In Gabbiano tutti si rappresentano, anzi sono tutti ossessionati dalla rappresentazione. Si impegnano a vivere una vita che non è la loro. Non a caso i protagonisti sono attori, scrittori, registi, e l’umanità che gira intorno a loro, fatta di contadini, di lavoratori, non sogna altro che essere attori e scrittori. Ossessione della rappresentazione di sé. I personaggi recitano su un palcoscenico che si specchia in un lago che mostra a sua volta la loro misera umanità e l’incapacità di volare in alto. Il lago li attrae verso il basso.

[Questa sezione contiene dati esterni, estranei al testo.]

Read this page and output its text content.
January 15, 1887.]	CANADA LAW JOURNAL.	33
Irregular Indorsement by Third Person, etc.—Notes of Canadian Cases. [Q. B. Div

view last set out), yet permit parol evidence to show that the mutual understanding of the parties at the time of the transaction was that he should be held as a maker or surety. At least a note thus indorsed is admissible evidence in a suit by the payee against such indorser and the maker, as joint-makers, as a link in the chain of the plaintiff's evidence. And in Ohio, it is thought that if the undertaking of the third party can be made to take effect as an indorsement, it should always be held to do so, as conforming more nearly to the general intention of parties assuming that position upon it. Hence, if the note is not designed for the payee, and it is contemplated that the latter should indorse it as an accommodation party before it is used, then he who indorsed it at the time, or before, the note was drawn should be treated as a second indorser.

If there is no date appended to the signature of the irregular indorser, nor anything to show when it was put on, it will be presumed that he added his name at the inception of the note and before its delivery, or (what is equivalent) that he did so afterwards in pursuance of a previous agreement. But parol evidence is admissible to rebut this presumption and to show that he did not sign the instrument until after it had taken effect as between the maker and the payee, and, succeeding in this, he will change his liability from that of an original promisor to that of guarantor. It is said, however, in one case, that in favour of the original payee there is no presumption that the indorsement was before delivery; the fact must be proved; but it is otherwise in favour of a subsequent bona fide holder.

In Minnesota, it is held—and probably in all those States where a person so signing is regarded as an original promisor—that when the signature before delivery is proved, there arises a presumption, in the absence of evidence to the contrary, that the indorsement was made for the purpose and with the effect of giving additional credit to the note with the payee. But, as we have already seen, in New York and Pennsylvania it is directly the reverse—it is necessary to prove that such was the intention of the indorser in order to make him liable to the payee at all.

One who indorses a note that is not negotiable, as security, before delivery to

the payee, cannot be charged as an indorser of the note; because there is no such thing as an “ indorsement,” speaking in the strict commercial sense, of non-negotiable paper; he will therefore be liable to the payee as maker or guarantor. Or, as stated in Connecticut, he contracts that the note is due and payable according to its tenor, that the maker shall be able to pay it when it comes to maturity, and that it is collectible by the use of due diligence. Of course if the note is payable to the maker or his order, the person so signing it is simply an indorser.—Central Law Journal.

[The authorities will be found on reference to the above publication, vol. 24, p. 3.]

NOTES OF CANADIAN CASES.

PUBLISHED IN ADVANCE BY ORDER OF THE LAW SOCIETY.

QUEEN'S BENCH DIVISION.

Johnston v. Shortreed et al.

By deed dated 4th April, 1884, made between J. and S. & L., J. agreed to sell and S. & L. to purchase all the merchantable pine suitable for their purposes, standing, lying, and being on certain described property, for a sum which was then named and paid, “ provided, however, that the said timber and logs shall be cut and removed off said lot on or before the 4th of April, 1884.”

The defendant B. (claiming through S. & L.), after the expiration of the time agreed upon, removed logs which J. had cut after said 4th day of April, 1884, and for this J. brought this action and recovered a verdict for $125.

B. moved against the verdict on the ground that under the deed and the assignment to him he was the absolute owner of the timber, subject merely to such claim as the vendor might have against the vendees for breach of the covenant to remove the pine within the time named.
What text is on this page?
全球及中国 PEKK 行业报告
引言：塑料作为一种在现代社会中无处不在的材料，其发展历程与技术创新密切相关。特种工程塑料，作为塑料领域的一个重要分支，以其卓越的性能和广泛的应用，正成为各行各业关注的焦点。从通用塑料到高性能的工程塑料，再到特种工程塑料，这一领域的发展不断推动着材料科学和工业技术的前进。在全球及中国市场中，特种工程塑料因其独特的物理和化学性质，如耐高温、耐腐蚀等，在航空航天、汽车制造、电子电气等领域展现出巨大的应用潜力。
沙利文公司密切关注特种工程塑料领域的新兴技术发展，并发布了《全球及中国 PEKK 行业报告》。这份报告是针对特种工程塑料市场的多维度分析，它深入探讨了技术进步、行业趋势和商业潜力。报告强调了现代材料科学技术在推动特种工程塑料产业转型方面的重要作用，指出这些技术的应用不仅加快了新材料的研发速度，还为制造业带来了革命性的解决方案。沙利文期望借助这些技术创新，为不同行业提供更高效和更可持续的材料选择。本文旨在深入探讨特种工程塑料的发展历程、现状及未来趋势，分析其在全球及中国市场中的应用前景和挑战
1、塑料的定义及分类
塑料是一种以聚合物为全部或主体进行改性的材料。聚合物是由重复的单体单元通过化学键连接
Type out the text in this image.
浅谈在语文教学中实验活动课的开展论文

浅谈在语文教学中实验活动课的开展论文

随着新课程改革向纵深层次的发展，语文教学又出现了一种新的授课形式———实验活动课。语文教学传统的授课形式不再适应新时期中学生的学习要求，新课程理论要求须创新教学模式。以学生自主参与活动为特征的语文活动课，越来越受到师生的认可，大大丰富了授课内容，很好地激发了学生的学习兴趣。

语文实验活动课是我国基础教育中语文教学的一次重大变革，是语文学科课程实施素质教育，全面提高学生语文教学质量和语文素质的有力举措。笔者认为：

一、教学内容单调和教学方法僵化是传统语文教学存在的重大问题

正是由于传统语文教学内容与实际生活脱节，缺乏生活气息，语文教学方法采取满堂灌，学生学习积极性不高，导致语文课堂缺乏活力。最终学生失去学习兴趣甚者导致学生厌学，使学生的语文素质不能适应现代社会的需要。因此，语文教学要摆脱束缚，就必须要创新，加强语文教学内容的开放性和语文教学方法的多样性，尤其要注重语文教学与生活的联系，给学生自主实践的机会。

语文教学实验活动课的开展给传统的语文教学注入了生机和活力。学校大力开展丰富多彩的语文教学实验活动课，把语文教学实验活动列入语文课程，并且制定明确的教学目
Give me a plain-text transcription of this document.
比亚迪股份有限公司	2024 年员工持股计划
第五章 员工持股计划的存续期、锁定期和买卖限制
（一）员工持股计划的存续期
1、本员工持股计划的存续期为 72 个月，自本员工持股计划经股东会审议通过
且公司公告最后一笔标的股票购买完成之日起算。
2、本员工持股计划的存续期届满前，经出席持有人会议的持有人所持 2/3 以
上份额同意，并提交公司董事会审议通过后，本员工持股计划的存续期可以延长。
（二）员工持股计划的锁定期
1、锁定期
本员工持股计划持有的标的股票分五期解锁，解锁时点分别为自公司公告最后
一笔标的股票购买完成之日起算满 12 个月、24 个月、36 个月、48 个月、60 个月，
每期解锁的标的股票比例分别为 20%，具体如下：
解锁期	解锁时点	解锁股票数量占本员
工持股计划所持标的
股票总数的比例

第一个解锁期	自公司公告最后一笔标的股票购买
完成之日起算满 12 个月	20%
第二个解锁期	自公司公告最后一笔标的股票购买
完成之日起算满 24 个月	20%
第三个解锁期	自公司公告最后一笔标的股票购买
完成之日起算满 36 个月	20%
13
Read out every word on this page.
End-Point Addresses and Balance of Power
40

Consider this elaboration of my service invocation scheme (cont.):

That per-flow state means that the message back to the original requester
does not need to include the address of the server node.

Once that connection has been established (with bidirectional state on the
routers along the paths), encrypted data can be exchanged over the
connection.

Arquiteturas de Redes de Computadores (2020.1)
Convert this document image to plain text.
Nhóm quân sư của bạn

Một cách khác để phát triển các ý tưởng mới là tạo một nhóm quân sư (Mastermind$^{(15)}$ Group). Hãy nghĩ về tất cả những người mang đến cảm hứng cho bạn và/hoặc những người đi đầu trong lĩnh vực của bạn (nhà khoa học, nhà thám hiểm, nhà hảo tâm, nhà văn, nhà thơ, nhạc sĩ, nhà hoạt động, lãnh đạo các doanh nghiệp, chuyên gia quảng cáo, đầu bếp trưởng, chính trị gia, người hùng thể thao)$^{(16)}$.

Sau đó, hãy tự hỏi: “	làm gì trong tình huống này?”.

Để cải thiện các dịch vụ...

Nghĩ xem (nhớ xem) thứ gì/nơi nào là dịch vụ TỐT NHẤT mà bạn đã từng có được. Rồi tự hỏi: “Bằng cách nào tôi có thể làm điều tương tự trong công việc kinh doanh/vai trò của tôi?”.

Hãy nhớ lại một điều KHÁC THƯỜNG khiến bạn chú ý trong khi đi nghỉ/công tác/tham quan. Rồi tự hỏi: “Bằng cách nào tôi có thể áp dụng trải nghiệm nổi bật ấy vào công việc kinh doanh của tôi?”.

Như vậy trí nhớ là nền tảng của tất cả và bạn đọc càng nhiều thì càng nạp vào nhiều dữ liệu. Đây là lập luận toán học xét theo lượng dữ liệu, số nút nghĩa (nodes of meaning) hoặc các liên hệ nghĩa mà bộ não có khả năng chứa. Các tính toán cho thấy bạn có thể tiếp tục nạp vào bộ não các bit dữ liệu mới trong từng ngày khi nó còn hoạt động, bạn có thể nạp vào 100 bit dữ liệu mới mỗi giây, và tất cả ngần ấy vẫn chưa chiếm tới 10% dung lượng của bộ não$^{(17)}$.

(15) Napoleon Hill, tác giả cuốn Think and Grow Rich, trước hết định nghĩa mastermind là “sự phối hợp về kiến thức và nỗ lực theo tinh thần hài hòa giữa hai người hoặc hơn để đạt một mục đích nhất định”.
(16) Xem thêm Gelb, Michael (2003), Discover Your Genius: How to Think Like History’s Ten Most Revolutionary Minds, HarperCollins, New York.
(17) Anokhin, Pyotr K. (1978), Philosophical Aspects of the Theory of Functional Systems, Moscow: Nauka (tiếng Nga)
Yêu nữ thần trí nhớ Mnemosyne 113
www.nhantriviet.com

Lo spettacolo, coprodotto dal LAC, dal Piccolo di Milano e dal Teatro Sociale di Bellinzona, si avvale della scenografia di Margherita Palli: “Lo spazio immateriale che mi ha proposto Carmelo Rifici era intrigante, creare una scenografia che ricorda/evoca i luoghi descritti nel testo senza cadere nel naturalistico , nel romantico. Un pavimento che racconta il lago, un sipario che evoca il teatro, un gabbiano, tanti gabbiani di carta unici elementi reali… si cammina ci si muove su passerelle che evocano i moli sul lago… un lago davanti al teatro”.
Il Gabbiano di Cechov
Regia Carmelo Rifici
Piccolo Teatro Studio Melato
12 – 24 gennaio 2016
Martedì, giovedì e sabato 19.30
Mercoledì e venerdì 20.30
Domenica 16, Lunedì riposo
Domenica 17 gennaio ore 16 e ore 20.30
Sabato 23 gennaio ore 15 e ore 19.30.